Diet Mediterania pada parkinson

    Menekankan konsumsi nabati dan lemak sehat, sambil meminimalkan daging, dapat meningkatkan kesehatan. Ada bukti bahwa apa yang dikenal sebagai diet Mediterania dapat membantu mengurangi tekanan darah dan penyakit kardiovaskular.

    Diet ini menekankan makan lebih banyak sayuran dan lemak tak jenuh tunggal, seperti minyak zaitun, sementara mengkonsumsi protein tanpa lemak dalam jumlah yang lebih sedikit, termasuk ayam atau ikan yang mengandung asam lemak omega-3, seperti salmon.

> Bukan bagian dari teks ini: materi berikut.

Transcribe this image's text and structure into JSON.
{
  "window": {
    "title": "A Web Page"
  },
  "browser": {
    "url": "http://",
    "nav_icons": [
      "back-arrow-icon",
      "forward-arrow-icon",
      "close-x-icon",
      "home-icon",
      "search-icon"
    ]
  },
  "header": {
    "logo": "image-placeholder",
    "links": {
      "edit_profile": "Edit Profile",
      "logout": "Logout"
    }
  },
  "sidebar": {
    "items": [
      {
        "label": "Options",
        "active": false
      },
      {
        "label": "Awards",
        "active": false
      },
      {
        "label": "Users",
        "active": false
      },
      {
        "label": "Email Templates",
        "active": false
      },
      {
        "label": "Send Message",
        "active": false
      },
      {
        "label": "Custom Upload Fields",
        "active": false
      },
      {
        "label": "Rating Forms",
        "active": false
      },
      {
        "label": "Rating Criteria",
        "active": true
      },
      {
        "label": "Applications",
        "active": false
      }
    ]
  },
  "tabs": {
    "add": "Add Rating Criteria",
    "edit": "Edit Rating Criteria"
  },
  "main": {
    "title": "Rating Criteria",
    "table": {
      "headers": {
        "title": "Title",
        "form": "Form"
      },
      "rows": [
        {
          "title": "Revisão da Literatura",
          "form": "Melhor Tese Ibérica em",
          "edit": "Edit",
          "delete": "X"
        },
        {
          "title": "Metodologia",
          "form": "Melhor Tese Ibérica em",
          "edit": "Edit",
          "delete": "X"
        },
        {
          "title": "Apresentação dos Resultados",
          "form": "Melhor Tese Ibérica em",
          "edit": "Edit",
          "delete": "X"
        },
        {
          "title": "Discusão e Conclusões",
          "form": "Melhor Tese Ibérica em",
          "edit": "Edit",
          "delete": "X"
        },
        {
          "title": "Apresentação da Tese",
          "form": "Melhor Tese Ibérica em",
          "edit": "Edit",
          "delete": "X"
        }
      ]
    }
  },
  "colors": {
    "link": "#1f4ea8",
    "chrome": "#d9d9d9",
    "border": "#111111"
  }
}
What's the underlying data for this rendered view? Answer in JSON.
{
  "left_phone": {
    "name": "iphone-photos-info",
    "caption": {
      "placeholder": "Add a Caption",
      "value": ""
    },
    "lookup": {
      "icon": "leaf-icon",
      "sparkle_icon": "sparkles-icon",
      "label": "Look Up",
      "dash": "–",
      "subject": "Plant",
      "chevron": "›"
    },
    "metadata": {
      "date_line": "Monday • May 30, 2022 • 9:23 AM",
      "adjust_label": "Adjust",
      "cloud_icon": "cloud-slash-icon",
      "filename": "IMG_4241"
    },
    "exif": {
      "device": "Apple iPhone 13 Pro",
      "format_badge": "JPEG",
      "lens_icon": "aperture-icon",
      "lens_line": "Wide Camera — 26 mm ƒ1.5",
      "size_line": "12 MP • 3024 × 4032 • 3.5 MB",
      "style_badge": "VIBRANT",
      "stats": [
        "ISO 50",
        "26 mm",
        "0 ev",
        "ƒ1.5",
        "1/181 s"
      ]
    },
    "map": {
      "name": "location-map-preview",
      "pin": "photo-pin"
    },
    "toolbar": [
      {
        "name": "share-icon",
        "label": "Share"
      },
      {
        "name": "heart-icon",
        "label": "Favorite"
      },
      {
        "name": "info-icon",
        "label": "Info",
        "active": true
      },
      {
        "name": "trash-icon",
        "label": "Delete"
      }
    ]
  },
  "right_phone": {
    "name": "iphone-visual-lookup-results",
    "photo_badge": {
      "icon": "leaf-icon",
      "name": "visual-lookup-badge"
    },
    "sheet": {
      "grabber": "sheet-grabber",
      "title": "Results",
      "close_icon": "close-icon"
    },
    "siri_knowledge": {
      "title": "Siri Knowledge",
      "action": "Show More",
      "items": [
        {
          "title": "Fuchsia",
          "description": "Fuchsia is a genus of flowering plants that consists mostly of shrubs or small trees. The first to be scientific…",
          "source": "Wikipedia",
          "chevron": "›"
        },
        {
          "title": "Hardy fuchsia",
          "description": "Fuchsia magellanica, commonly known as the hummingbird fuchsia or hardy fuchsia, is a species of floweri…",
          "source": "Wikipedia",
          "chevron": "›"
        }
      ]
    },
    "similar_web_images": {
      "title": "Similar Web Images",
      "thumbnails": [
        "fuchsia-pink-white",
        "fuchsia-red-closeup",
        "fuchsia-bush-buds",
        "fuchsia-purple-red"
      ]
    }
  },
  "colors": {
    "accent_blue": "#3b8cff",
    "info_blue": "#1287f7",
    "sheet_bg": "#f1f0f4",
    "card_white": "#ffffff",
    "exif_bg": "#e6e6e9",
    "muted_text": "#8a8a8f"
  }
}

    Menekankan makan buah, kacang, biji-bijian dan kacang-kacangan.

    Orang yang hidup dengan penyakit Parkinson (PD) sering memiliki kekhawatiran bahwa asupan protein dapat menurunkan efektivitas carbidopa / levodopa, salah satu obat umum yang digunakan untuk mengobati PD. Makanan tinggi protein dapat memperlambat penyerapan levodopa di otak.

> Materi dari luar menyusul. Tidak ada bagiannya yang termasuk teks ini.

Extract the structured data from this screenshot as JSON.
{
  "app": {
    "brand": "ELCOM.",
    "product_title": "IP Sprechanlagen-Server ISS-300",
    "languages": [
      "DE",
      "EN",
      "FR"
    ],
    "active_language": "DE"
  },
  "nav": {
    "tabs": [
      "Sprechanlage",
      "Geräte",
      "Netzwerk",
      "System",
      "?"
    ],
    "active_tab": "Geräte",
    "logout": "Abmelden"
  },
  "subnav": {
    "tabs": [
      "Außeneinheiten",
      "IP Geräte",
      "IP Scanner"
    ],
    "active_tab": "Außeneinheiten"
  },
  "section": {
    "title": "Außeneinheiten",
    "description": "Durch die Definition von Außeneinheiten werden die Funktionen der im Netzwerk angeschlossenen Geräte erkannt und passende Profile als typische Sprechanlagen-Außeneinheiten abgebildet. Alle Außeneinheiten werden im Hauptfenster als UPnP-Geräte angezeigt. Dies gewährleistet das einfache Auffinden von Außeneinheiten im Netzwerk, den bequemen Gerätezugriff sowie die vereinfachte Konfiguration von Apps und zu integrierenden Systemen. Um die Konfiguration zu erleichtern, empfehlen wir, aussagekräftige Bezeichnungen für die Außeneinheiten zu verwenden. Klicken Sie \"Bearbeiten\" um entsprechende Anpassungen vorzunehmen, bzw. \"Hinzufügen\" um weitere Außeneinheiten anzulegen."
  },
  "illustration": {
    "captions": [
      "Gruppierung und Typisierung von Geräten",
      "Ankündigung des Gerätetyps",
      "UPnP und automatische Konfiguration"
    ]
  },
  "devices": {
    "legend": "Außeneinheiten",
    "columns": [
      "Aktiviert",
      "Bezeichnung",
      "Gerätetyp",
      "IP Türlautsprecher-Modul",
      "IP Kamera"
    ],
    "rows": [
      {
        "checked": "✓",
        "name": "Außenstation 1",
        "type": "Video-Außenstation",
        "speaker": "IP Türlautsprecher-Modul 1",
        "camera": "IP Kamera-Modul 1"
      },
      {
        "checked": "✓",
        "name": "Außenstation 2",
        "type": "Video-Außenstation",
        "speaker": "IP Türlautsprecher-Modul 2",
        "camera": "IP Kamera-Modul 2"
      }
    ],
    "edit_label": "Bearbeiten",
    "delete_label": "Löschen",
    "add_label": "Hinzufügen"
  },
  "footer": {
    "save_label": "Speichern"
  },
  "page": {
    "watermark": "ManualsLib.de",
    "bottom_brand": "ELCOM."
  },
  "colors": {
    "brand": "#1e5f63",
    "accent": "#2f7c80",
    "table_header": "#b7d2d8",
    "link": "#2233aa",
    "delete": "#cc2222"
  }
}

Orang yang hidup dengan PD menemukan, ketika penyakit berkembang, bahwa makan sebagian besar protein mereka di kemudian hari lebih baik mengendalikan gejala mereka. Yang terbaik adalah mengonsumsi carbidopa / levodopa (Sinemet) 30 hingga 60 menit sebelum makan. Ini memungkinkan obat cepat diserap sebelum makanan dapat mengganggu.

    Karena Parkinson dapat memengaruhi fungsi pencernaan, orang yang hidup dengan PD dapat memperhatikan gejala seperti sembelit dan kenyang (perasaan kenyang setelah mengonsumsi sejumlah kecil makanan).